Find the Right Property

Next, it’s important to choose a property that will perform well as a rental. While there are exceptions, many investors find that the most profitable rentals are the ones that fall in the middle of the scale. Look for properties that are in nice, middle-class areas, near jobs and good schools; this will increase your chances of attracting long-term tenants while avoiding the costs that are often associated with rentals that are located in more exclusive neighborhoods. You’ll also want to carefully consider whether you want a fixer-upper or a turnkey property that’s ready to go. While some investors make it their strategy to purchase homes that are in need of repairs, this method can be risky and costly if you don’t know what you’re doing. No matter which option you choose, it’s important to go into it with an airtight plan and a timeline for any repairs.

Run the Numbers

Don’t operate on assumptions alone. It’s important to do your homework and determine how much a property will cost you to operate each year; this includes taxes, insurance, maintenance, repairs, and unexpected vacancies. Next, subtract this figure from your projected annual rental income. While low property prices or estimated high gross yields can be tempting, remember: a cheap property doesn’t necessarily mean that it’s a good deal. Similarly, more expensive properties that promise high returns will make a poor investment if the annual taxes end up eating up most of your profit. What matters most is how well the property will perform in the long-term.

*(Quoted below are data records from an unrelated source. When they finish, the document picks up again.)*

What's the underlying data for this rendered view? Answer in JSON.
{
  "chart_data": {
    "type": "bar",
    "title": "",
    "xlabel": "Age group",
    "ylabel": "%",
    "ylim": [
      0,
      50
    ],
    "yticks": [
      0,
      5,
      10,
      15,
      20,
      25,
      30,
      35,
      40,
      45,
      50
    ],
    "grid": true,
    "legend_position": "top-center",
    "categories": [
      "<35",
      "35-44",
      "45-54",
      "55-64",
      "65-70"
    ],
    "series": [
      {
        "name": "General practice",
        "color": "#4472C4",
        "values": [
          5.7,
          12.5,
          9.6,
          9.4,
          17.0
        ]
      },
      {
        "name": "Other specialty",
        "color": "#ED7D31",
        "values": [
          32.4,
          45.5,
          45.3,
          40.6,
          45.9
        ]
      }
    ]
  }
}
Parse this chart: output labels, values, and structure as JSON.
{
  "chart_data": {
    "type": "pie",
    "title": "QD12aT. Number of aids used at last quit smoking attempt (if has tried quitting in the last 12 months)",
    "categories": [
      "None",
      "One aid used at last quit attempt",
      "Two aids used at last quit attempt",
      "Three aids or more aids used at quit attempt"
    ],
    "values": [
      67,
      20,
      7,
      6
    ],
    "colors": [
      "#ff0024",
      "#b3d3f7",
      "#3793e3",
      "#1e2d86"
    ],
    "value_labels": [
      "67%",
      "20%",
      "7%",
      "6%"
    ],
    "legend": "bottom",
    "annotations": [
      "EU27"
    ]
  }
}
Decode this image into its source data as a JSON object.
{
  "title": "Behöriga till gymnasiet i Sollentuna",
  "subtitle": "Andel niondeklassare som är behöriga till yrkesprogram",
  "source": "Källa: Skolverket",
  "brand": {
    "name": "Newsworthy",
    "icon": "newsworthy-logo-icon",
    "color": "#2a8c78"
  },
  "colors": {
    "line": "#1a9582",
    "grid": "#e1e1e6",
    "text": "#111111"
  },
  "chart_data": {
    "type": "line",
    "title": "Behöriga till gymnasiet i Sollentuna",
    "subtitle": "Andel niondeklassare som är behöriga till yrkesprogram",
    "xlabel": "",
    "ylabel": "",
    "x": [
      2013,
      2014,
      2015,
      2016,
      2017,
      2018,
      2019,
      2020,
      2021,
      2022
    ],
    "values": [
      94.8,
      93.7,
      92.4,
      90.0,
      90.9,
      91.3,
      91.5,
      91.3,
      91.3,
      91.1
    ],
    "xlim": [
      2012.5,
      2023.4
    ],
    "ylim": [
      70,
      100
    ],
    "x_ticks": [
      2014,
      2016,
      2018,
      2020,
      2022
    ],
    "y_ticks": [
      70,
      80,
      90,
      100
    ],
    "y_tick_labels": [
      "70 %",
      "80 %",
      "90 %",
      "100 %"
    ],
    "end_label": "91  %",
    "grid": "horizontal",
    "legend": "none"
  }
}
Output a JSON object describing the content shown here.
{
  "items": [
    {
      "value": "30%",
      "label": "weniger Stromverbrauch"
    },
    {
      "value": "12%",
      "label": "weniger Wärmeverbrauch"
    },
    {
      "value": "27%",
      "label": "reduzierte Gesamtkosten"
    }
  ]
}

Manage Your Property Profitably

Once you’ve acquired a property, you must manage it in a way that will ensure maximum profitability. Keep in mind that your tenants can make or break the success of your rental, so it’s important to implement comprehensive policies, a solid rental agreement, and a thorough screening process for vetting potential renters. Run background checks, call references, and perform credit checks for all potential tenants. Finally, it’s important to ensure you are operating in compliance with anti-discrimination laws. Always provide your screening procedure in writing. Run it by an attorney to ensure that your questions don’t discriminate against any protected classes. Many investors choose to use property managers, allowing them to offload the work of tenant sourcing and screening as well as the day-to-day tasks associated with property management. This is an especially good idea for those who want a more hands-off experience once they reach retirement.

The single-family residence is still a hot item that can make an excellent addition to your retirement portfolio. Just remember that, as with any investment, it’s important to assess potential properties on a case-by-case basis, ensuring you weigh projected profit and loss.